La loi Hamon sur la consommation, entrée en vigueur le 19 mars, actait l’ouverture du secteur de l’optique à la concurrence sur Internet. Cette ouverture de marché a permis à l’entrepreneur Marc Simoncini, ancien patron de Meetic, d’entrer dans la compétition en créant le site Sensee. Ce site de ventes en ligne en pure player, c’est-à-dire sans frais d’agences ni de personnel, propose une offre de lunettes à moitié prix, en externalisant leur fabrication en Asie. Selon Marc Simoncini, interviewé sur France Info le 21 mai, cette dérive dans les prix et les remboursements vient d’un système «construit autour des mutuelles, des ophtalmologistes, des distributeurs et des fabricants».

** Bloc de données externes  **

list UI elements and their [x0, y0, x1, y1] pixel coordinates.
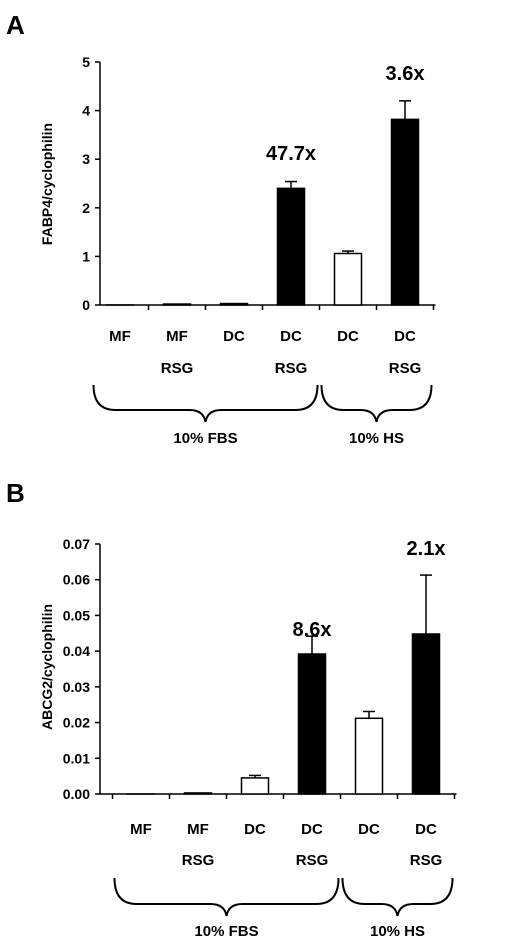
fold-change-annotation: 47.7x: [266, 143, 316, 165]
bar: [183, 792, 213, 795]
bar: [297, 653, 327, 795]
fold-change-annotation: 8.6x: [293, 619, 332, 641]
y-tick-label: 0.06: [63, 572, 90, 588]
x-category-label: DC: [280, 328, 302, 345]
y-tick-label: 0.03: [63, 679, 90, 695]
fold-change-annotation: 2.1x: [407, 538, 446, 560]
group-brace: [320, 384, 433, 423]
group-label: 10% FBS: [194, 923, 258, 940]
group-label: 10% HS: [349, 430, 404, 447]
group-brace: [113, 877, 340, 917]
x-category-sublabel: RSG: [275, 360, 308, 377]
bar: [240, 777, 270, 795]
bar: [411, 633, 441, 795]
x-category-label: DC: [415, 821, 437, 838]
y-tick-label: 0.01: [63, 750, 90, 766]
panel-a: A FABP4/cyclophilin 0 1 2 3 4 5 MF MF RSG DC DC RSG…: [6, 10, 436, 447]
x-category-label: DC: [358, 821, 380, 838]
x-category-label: MF: [166, 328, 188, 345]
panel-a-letter: A: [6, 10, 25, 40]
bar: [354, 717, 384, 795]
x-category-label: DC: [337, 328, 359, 345]
y-tick-label: 0.04: [63, 643, 90, 659]
y-tick-label: 5: [82, 54, 90, 70]
group-label: 10% HS: [370, 923, 425, 940]
x-category-label: MF: [187, 821, 209, 838]
x-category-sublabel: RSG: [161, 360, 194, 377]
panel-b-y-axis-label: ABCG2/cyclophilin: [39, 604, 55, 730]
x-category-sublabel: RSG: [389, 360, 422, 377]
bar: [333, 252, 363, 306]
x-category-sublabel: RSG: [182, 852, 215, 869]
group-label: 10% FBS: [173, 430, 237, 447]
x-category-label: DC: [394, 328, 416, 345]
x-category-label: MF: [130, 821, 152, 838]
bar: [390, 118, 420, 306]
y-tick-label: 0.05: [63, 607, 90, 623]
y-tick-label: 0.02: [63, 715, 90, 731]
fold-change-annotation: 3.6x: [386, 63, 425, 85]
x-category-label: DC: [223, 328, 245, 345]
x-category-sublabel: RSG: [296, 852, 329, 869]
panel-a-y-axis-label: FABP4/cyclophilin: [39, 123, 55, 245]
panel-b: B ABCG2/cyclophilin 0.00 0.01 0.02 0.03 0.04…: [6, 478, 457, 940]
bar: [162, 303, 192, 306]
y-tick-label: 1: [82, 248, 90, 264]
x-category-label: MF: [109, 328, 131, 345]
bar: [219, 302, 249, 306]
group-brace: [341, 877, 454, 917]
y-tick-label: 0: [82, 297, 90, 313]
bar: [276, 187, 306, 306]
y-tick-label: 3: [82, 151, 90, 167]
y-tick-label: 2: [82, 200, 90, 216]
panel-b-letter: B: [6, 478, 25, 508]
x-category-sublabel: RSG: [410, 852, 443, 869]
y-tick-label: 0.00: [63, 786, 90, 802]
group-brace: [92, 384, 319, 423]
x-category-label: DC: [244, 821, 266, 838]
y-tick-label: 0.07: [63, 536, 90, 552]
x-category-label: DC: [301, 821, 323, 838]
y-tick-label: 4: [82, 103, 90, 119]
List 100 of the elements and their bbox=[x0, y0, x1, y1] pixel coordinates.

Selon la Cour des Comptes, les fraudes à la complémentaire reviennent, en fin de compte, à faire payer les assurés en faisant peser les remboursements sur l’ensemble des cotisations des mutualisés. En allant à la concurrence sur des sites de vente en ligne, les consommateurs gagneront certes sur leur facture, mais perdront en service, les pure players n’ayant, par définition, aucune boutique où aller voir un opticien pour un remplacement ou une réparation immédiate. Quoi qu’il en soit, le secteur semble aborder une phase de changement, avec d’un côté, le cercle vertueux d’un savoir-faire et d’emplois maintenus en France, et de l’autre, un système de fraude, largement mis à jour, et sanctionné par une concurrence plus attractive.